The graph search algorithms BFS and DFS perform almost the same with directed graphs as they do with undirected graphs. The major difference being that they use a node's from list to traverse through the nodes which the current node has an edge from itself to them. It is important to note that in a directed graph, a node n can have a path to node r, but node r is not required to have a path back to node n. The graph traversals are discovering nodes to which n has a path; these paths are not necessarily reciprocated.

It is interesting that these traversals are finding all the nodes to which node n has a path, but to find all the nodes with paths to n, the same traversal can be run on an identical graph with the directions of the edges reversed. This leads into a discussion of strong connectivity and mutual reachability.

A graph is strongly connected if all nodes u and v which have paths (u,v) also have paths (v,u). In other words, if all nodes are mutually reachable to one another. An interesting property of mutual reachability is that if two nodes are mutually reachable and a third node is mutually reachable to one of those two, then it is mutually reachable to the other also.

The strong component is an analog to the connected component in an undirected graph.

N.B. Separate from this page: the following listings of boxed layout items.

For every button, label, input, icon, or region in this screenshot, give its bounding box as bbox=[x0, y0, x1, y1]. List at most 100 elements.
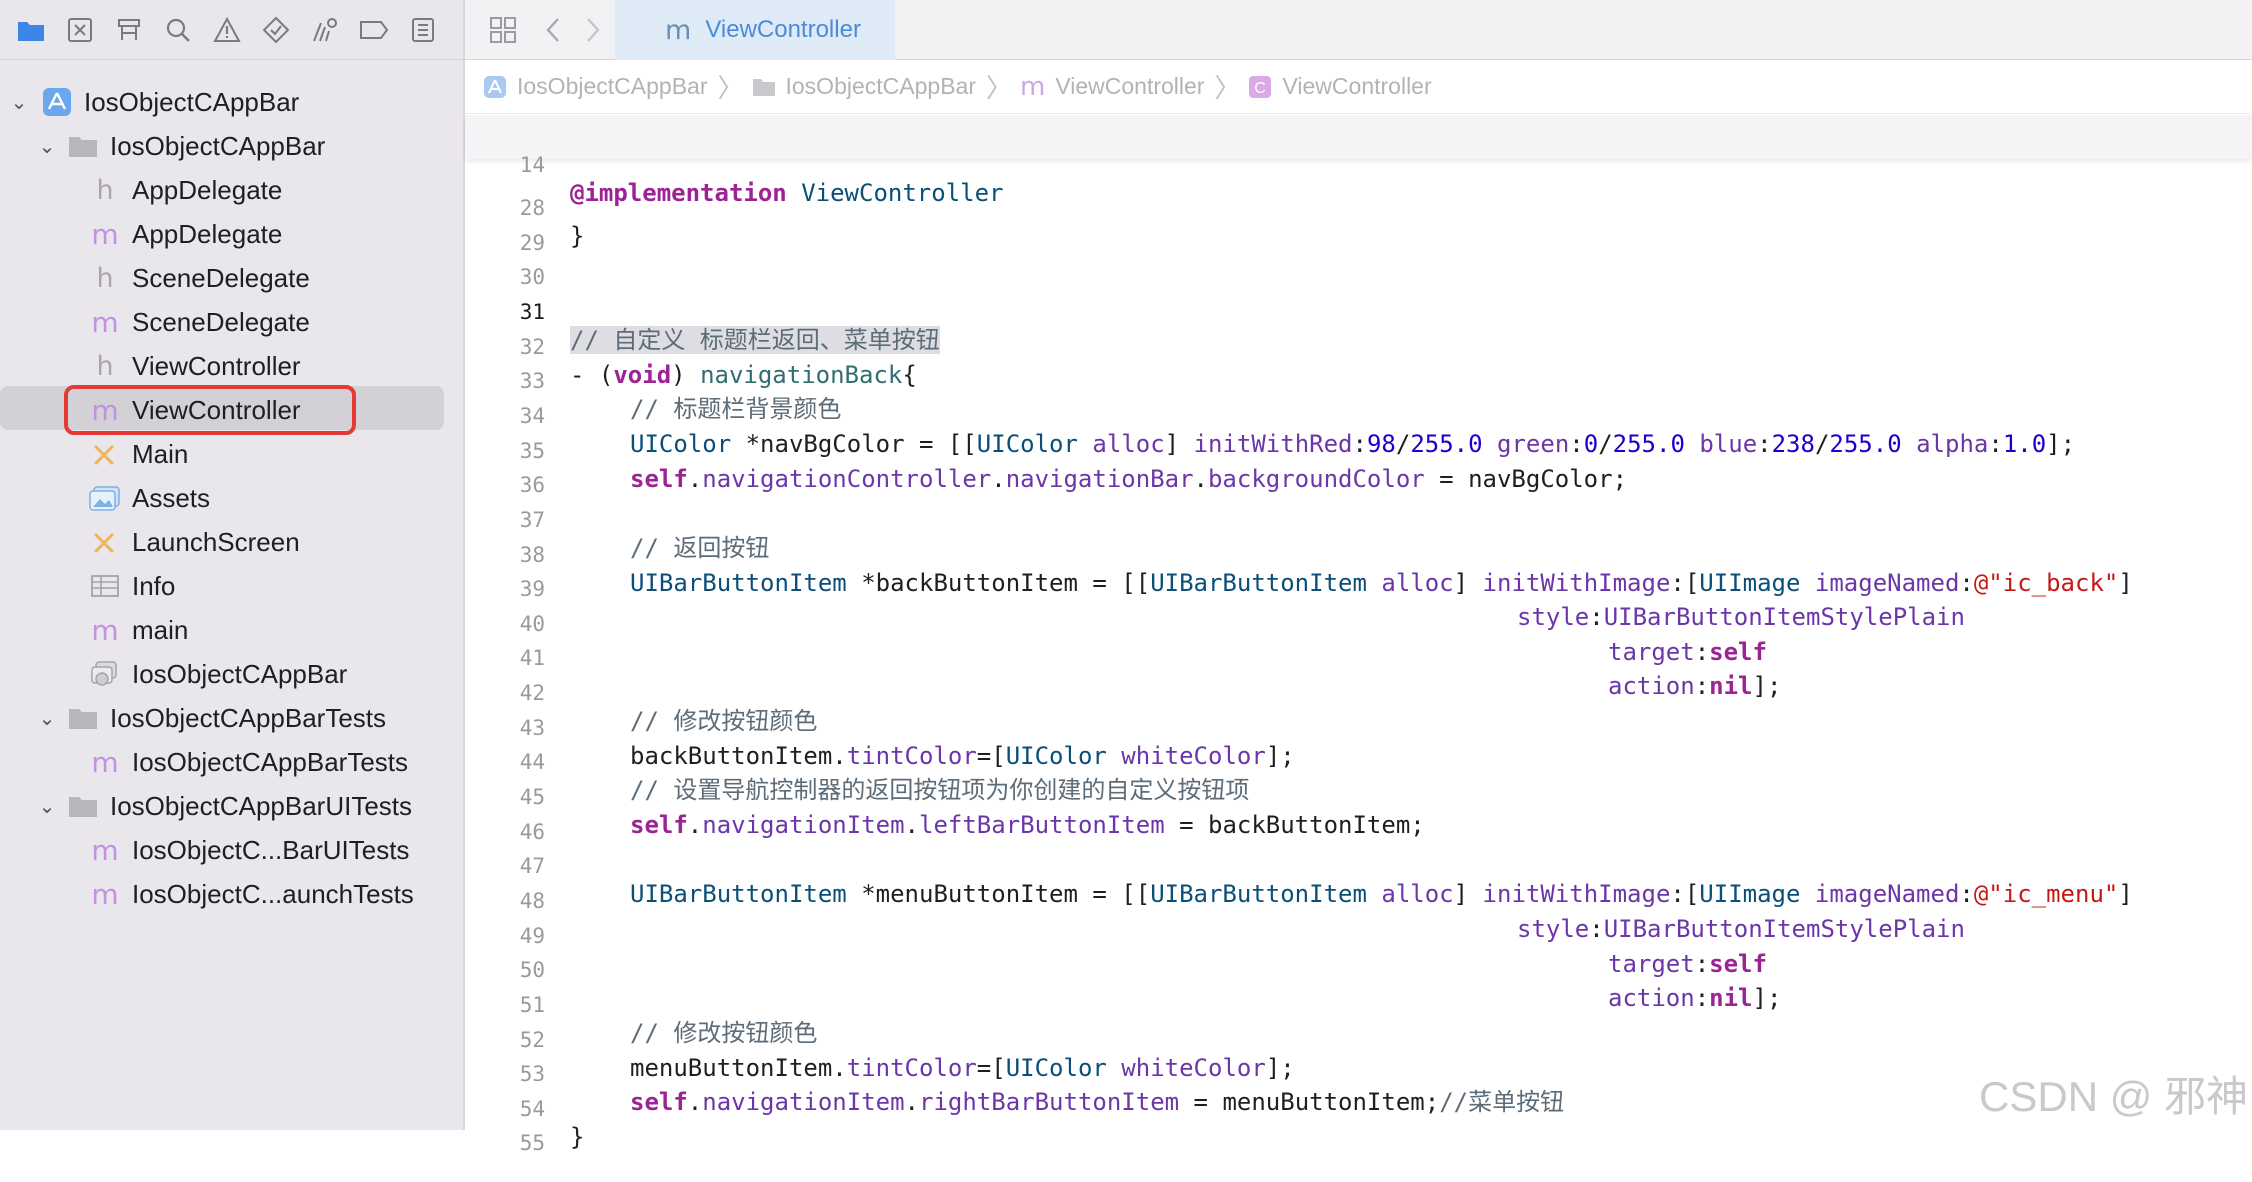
tree-item-label: LaunchScreen bbox=[132, 526, 300, 557]
code-line: 36 bbox=[465, 440, 2252, 497]
breadcrumb-item[interactable]: m ViewController bbox=[1020, 72, 1204, 102]
line-number: 14 bbox=[519, 153, 545, 177]
sticky-scope-header[interactable]: 14 @implementation ViewController bbox=[465, 115, 2252, 207]
chevron-down-icon[interactable]: ⌄ bbox=[10, 92, 28, 114]
m-file-icon: m bbox=[1020, 71, 1046, 102]
m-file-icon: m bbox=[91, 745, 119, 779]
forward-arrow-icon[interactable] bbox=[573, 10, 613, 50]
code-line: 37 // 返回按钮 bbox=[465, 475, 2252, 562]
tab-label: ViewController bbox=[705, 16, 861, 43]
tree-item-group[interactable]: ⌄ IosObjectCAppBar bbox=[0, 124, 465, 168]
project-navigator: ⌄ IosObjectCAppBar ⌄ IosObjectCAppBar h … bbox=[0, 0, 465, 1130]
tree-item-label: ViewController bbox=[132, 350, 301, 381]
m-file-icon: m bbox=[91, 305, 119, 339]
navigator-toolbar bbox=[0, 0, 463, 60]
code-line: 47 UIBarButtonItem *menuButtonItem = [[U… bbox=[465, 821, 2252, 908]
storyboard-icon bbox=[88, 525, 122, 559]
storyboard-icon bbox=[88, 437, 122, 471]
tree-item-label: IosObjectCAppBar bbox=[110, 130, 326, 161]
code-line: 46 bbox=[465, 787, 2252, 844]
tree-item-file[interactable]: m IosObjectCAppBarTests bbox=[0, 740, 465, 784]
breadcrumb-label: IosObjectCAppBar bbox=[785, 73, 976, 99]
chevron-down-icon[interactable]: ⌄ bbox=[38, 708, 56, 730]
tree-item-file[interactable]: Info bbox=[0, 564, 465, 608]
tree-item-label: IosObjectC...aunchTests bbox=[132, 878, 414, 909]
code-line: 40 target:self bbox=[465, 579, 2252, 666]
chevron-right-icon: 〉 bbox=[1214, 73, 1241, 103]
tree-item-label: main bbox=[132, 614, 189, 645]
breadcrumb-label: ViewController bbox=[1055, 73, 1205, 99]
h-file-icon: h bbox=[96, 262, 114, 294]
test-icon[interactable] bbox=[261, 15, 291, 45]
tree-item-label: SceneDelegate bbox=[132, 306, 310, 337]
plist-icon bbox=[88, 569, 122, 603]
tree-item-file[interactable]: LaunchScreen bbox=[0, 520, 465, 564]
h-file-icon: h bbox=[96, 174, 114, 206]
tree-item-file[interactable]: Main bbox=[0, 432, 465, 476]
code-line: 42 // 修改按钮颜色 bbox=[465, 648, 2252, 735]
breadcrumb-item[interactable]: IosObjectCAppBar bbox=[483, 73, 707, 100]
tree-item-group[interactable]: ⌄ IosObjectCAppBarUITests bbox=[0, 784, 465, 828]
debug-icon[interactable] bbox=[310, 15, 340, 45]
tree-item-file[interactable]: h ViewController bbox=[0, 344, 465, 388]
report-icon[interactable] bbox=[408, 15, 438, 45]
svg-text:C: C bbox=[1255, 80, 1267, 97]
h-file-icon: h bbox=[96, 350, 114, 382]
tree-item-file[interactable]: m SceneDelegate bbox=[0, 300, 465, 344]
tree-item-label: IosObjectCAppBarTests bbox=[132, 746, 409, 777]
find-icon[interactable] bbox=[163, 15, 193, 45]
entitlements-icon bbox=[88, 657, 122, 691]
code-line: 44 // 设置导航控制器的返回按钮项为你创建的自定义按钮项 bbox=[465, 717, 2252, 804]
chevron-down-icon[interactable]: ⌄ bbox=[38, 136, 56, 158]
related-items-icon[interactable] bbox=[483, 10, 523, 50]
code-line: 39 style:UIBarButtonItemStylePlain bbox=[465, 544, 2252, 631]
tree-item-file[interactable]: m IosObjectC...BarUITests bbox=[0, 828, 465, 872]
symbol-icon[interactable] bbox=[114, 15, 144, 45]
code-text: @implementation ViewController bbox=[570, 176, 1004, 210]
breadcrumb: IosObjectCAppBar 〉 IosObjectCAppBar 〉 m … bbox=[465, 60, 2252, 114]
tree-item-file[interactable]: IosObjectCAppBar bbox=[0, 652, 465, 696]
code-line: 14 @implementation ViewController bbox=[465, 120, 2252, 207]
tree-item-file[interactable]: m AppDelegate bbox=[0, 212, 465, 256]
m-file-icon: m bbox=[665, 14, 692, 46]
code-line: 34 UIColor *navBgColor = [[UIColor alloc… bbox=[465, 371, 2252, 458]
tree-item-file[interactable]: h SceneDelegate bbox=[0, 256, 465, 300]
folder-icon bbox=[66, 129, 100, 163]
line-number: 55 bbox=[519, 1131, 545, 1155]
folder-icon bbox=[66, 701, 100, 735]
code-line: 51 // 修改按钮颜色 bbox=[465, 960, 2252, 1047]
tree-item-file-selected[interactable]: m ViewController bbox=[0, 388, 465, 432]
code-token: @implementation bbox=[570, 179, 787, 207]
code-line: 33 // 标题栏背景颜色 bbox=[465, 336, 2252, 423]
tree-item-label: IosObjectCAppBarTests bbox=[110, 702, 387, 733]
folder-icon[interactable] bbox=[16, 15, 46, 45]
breadcrumb-item[interactable]: IosObjectCAppBar bbox=[752, 73, 976, 100]
tree-item-file[interactable]: m main bbox=[0, 608, 465, 652]
tree-item-group[interactable]: ⌄ IosObjectCAppBarTests bbox=[0, 696, 465, 740]
breadcrumb-item[interactable]: C ViewController bbox=[1248, 73, 1432, 100]
m-file-icon: m bbox=[91, 613, 119, 647]
assets-icon bbox=[88, 481, 122, 515]
code-line: 38 UIBarButtonItem *backButtonItem = [[U… bbox=[465, 510, 2252, 597]
m-file-icon: m bbox=[91, 877, 119, 911]
tree-item-label: IosObjectCAppBar bbox=[132, 658, 348, 689]
issue-icon[interactable] bbox=[212, 15, 242, 45]
folder-icon bbox=[66, 789, 100, 823]
tree-item-label: Info bbox=[132, 570, 176, 601]
tree-item-project[interactable]: ⌄ IosObjectCAppBar bbox=[0, 80, 465, 124]
code-line: 50 action:nil]; bbox=[465, 925, 2252, 1012]
m-file-icon: m bbox=[91, 217, 119, 251]
back-arrow-icon[interactable] bbox=[533, 10, 573, 50]
code-line-current: 31 // 自定义 标题栏返回、菜单按钮 bbox=[465, 267, 2252, 354]
chevron-down-icon[interactable]: ⌄ bbox=[38, 796, 56, 818]
tree-item-label: SceneDelegate bbox=[132, 262, 310, 293]
tree-item-file[interactable]: Assets bbox=[0, 476, 465, 520]
tree-item-file[interactable]: m IosObjectC...aunchTests bbox=[0, 872, 465, 916]
tree-item-file[interactable]: h AppDelegate bbox=[0, 168, 465, 212]
breakpoint-icon[interactable] bbox=[359, 15, 389, 45]
source-control-icon[interactable] bbox=[65, 15, 95, 45]
code-line: 41 action:nil]; bbox=[465, 613, 2252, 700]
code-line: 35 self.navigationController.navigationB… bbox=[465, 406, 2252, 493]
tab-viewcontroller[interactable]: m ViewController bbox=[615, 0, 895, 60]
code-line: 53 self.navigationItem.rightBarButtonIte… bbox=[465, 1029, 2252, 1116]
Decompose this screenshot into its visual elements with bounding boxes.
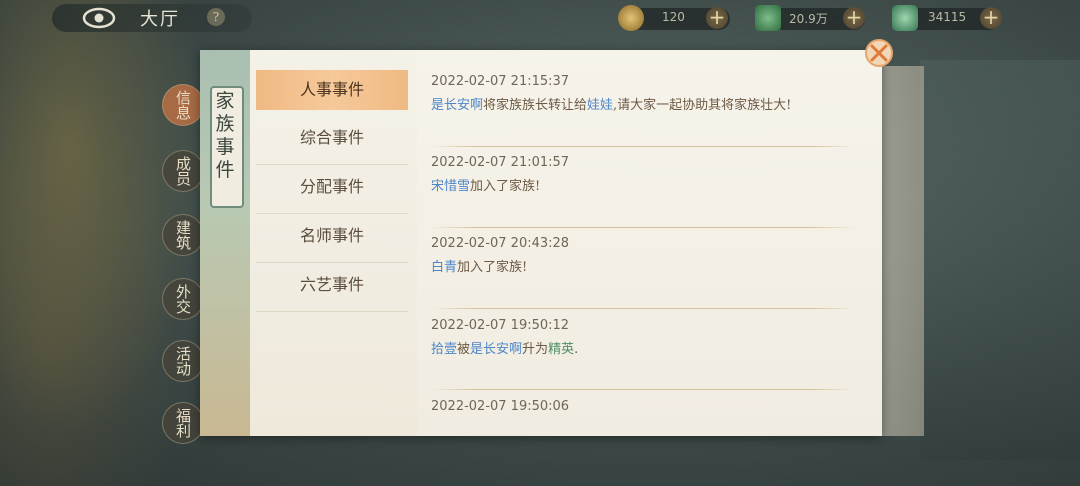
side-menu-buildings[interactable]: 建筑	[162, 214, 204, 256]
tab-mentor-events[interactable]: 名师事件	[256, 216, 408, 263]
coin-value: 120	[662, 10, 685, 24]
event-item: 2022-02-07 21:01:57 宋惜雪加入了家族!	[431, 155, 859, 194]
tab-distribution-events[interactable]: 分配事件	[256, 167, 408, 214]
event-text: 拾壹被是长安啊升为精英.	[431, 338, 859, 357]
event-text-segment: .	[574, 342, 579, 357]
event-item: 2022-02-07 19:50:12 拾壹被是长安啊升为精英.	[431, 318, 859, 357]
silver-icon	[755, 5, 781, 31]
event-item: 2022-02-07 19:50:06	[431, 399, 859, 419]
event-text-segment: 升为	[522, 342, 549, 357]
add-jade-button[interactable]: +	[980, 7, 1002, 29]
event-text: 宋惜雪加入了家族!	[431, 175, 859, 194]
resource-coin: 120 +	[618, 5, 730, 31]
event-text-segment: 加入了家族!	[470, 179, 541, 194]
player-name[interactable]: 宋惜雪	[431, 179, 470, 194]
top-bar: 大厅 ? 120 + 20.9万 + 34115 +	[0, 0, 1080, 38]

The strong component in a graph G is the set of nodes n which are mutually reachable from the nodes s. The a set of nodes is a strong component if that set is returned by a BFS started at node n on graph G and also returned by a BFS started at node n on a graph Grev (the graph G with the directions of the edges reversed.) The strong component also has an analogous property to the connected component of undirected graphs that it is identical or disjoint for two nodes.

Section 3.6 DAGS and Topological Orderings

A Directed Acyclic Graph (DAG) is just what it sounds like, a directed graph containing no cycles. These are useful for representing precedence relations and dependencies because they don't contain cycles. A cycle in a dependency relation would mean that one process could not start until another had taken place, which would never happen because none could start first.

These types of graphs have can also be represented by a structure known as a topological ordering, which the book defines as “an ordering of the nodes v1,…,vn such that for every edge (vi,vj), i<j”. Every topological ordering represents a DAG since a topological ordering must have directed edges of course, and these edges can not be in a cycle because eventually that would violate the condition that for every edge (vi,vj), i<j.

It is also true that every DAG has a topological ordering, since there must be a node that has no incoming edges due to the fact that there are no cycles in a DAG. Once this node has been removed and removing a node cannot create a cycle, then there is a DAG remaining with all the nodes that were in the previous DAG, except the removed node. This truth can be used to devise an algorithm that runs in O(n2) time:

1.find the node with no incoming edges

2.delete this node

3.recursively compute the topological ordering of the DAG without the removed node and add this after the deleted node.

There is yet a faster, linear-time method to computing the topological ordering of the DAG, but I could not quite grasp what this was. It dealt with active nodes and edges coming from those nodes into the current node.